Don't cry for Drew. This wasn't some super crazy magnanimous gesture on his part. He won't be hungry. He'll get all of the money he's owed. The reason I'm bringing it up is that it it sets a pretty nice template here. It sets something the Steelers can take to Ben, even though his situation is different, even though he's obviously not retiring, even though he's due a reporting bonus of $15 million within the next month. But there's enough there that, if I'm Kevin Colbert and Omar Khan, and I'm dealing with Ryan Tollner, Ben's agent, I'm saying to them, 'Hey, this could work for us in some fashion. Because if your client can show up for the Zoom meeting with reporters 10 minutes after a three-interception first quarter against the Cleveland Browns in a playoff game and advocate openly and publicly for JuJu Smith-Schuster to be brought back before he can become a free agent ... well, that's not going to happen just by wishing for it. If he wants to continue benefiting from this all-universe defense that we've got here, we'd really appreciate the flexibility to be able to at least approach Bud Dupree, Mike Hilton and Cam Sutton. If he'd like to have a real live running back, presuming we can't get one in the draft ... if Maurkice Pouncey retires and he'd like to have an offensive line that isn't made up almost entirely of schoolchildren ... we're gonna need some flexibility here.
I can't say this often enough: I'm not wild about any parts of this scenario. There's a piece of me that would love to see Ben come back and do great. And address a lot of the things that, particularly in the second half of this past season, went wrong for him. I think that'd be a ton of fun for everyone to watch, for me to cover, for the Steelers themselves to enjoy and reap all the benefits from ... that'd be great. It'd be a great, great script.
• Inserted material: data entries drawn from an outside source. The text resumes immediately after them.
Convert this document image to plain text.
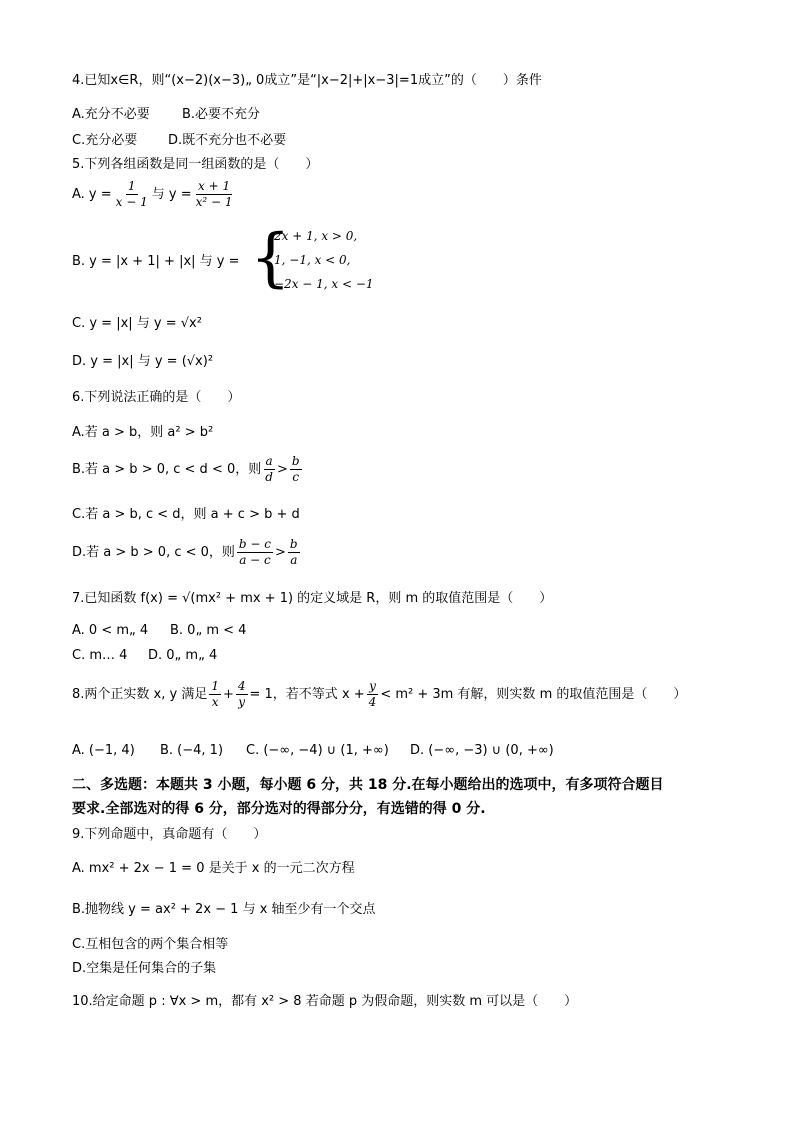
4.已知x∈R，则“(x−2)(x−3)„ 0成立”是“|x−2|+|x−3|=1成立”的（　　）条件
A.充分不必要 B.必要不充分
C.充分必要 D.既不充分也不必要
5.下列各组函数是同一组函数的是（　　）
A. $y = \frac{1}{x - 1}$ 与 $y = \frac{x + 1}{\text{x² − 1}}$
B. y = |x + 1| + |x| 与 y = {
2x + 1, x > 0,
1, −1, x < 0,
−2x − 1, x < −1
C. y = |x| 与 y = √x²
D. y = |x| 与 y = (√x)²
6.下列说法正确的是（　　）
A.若 a > b，则 a² > b²
B.若 a > b > 0, c < d < 0，则 $\frac{a}{d} > \frac{b}{c}$
C.若 a > b, c < d，则 a + c > b + d
D.若 a > b > 0, c < 0，则 $\frac{b - c}{a - c} > \frac{b}{a}$
7.已知函数 f(x) = √(mx² + mx + 1) 的定义域是 R，则 m 的取值范围是（　　）
A. 0 < m„ 4 B. 0„ m < 4
C. m… 4 D. 0„ m„ 4
8.两个正实数 x, y 满足 $\frac{1}{x} + \frac{4}{y} = 1$，若不等式 $x + \frac{y}{4} < m^2 + 3m$ 有解，则实数 m 的取值范围是（　　）
A. (−1, 4) B. (−4, 1) C. (−∞, −4) ∪ (1, +∞) D. (−∞, −3) ∪ (0, +∞)
二、多选题：本题共 3 小题，每小题 6 分，共 18 分.在每小题给出的选项中，有多项符合题目
要求.全部选对的得 6 分，部分选对的得部分分，有选错的得 0 分.
9.下列命题中，真命题有（　　）
A. mx² + 2x − 1 = 0 是关于 x 的一元二次方程
B.抛物线 y = ax² + 2x − 1 与 x 轴至少有一个交点
C.互相包含的两个集合相等
D.空集是任何集合的子集
10.给定命题 p : ∀x > m，都有 x² > 8 若命题 p 为假命题，则实数 m 可以是（　　）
I don't see it, I don't feel it, and I don't find that to be a plausible thing. After everything that we just watched. And as a result, this whole process feels like trying to make the best out of an unwanted or an unwelcome situation. I'd like to keep together this defense. And I'd like to see the offense get rebuilt, in some form, not quite from scratch. Because you'll still have most of those really good young receivers, you'll have some pretty good young parts on that offensive line. And, you know, you'll have another quarterback that like ... even talking like this, it feels like if I do it, it feels like it's disingenuous. You know, like, I'm talking to you about something that I know isn't likely to happen. But you can do both. You can say on one hand what you think will happen, but also which way you're feeling about it.
I'm looking around the NFL right now and, despite the promising start that Ben had to his 2020 season, where he was really efficient -- and remember, a lot of people and I've mentioned it myself were talking about him as a potential MVP candidate if he'd kept it up -- he didn't. And that's because defenses figured out that all he was doing was throwing short, he was taking the safe option 99% of the time. And once they got wise to that and once they started moving everybody up to the line of scrimmage and there was no Plan B, it all went kablooey. No, I don't look at this as think, 'Yeah, this is eminently fixable.'
At the same time, you've got to deal with reality. And reality is that the Steelers have for a very, very long time felt beholden, felt obligated to Ben. And other than Rooney throwing that one little hint out there, there's been scant signs of that changing.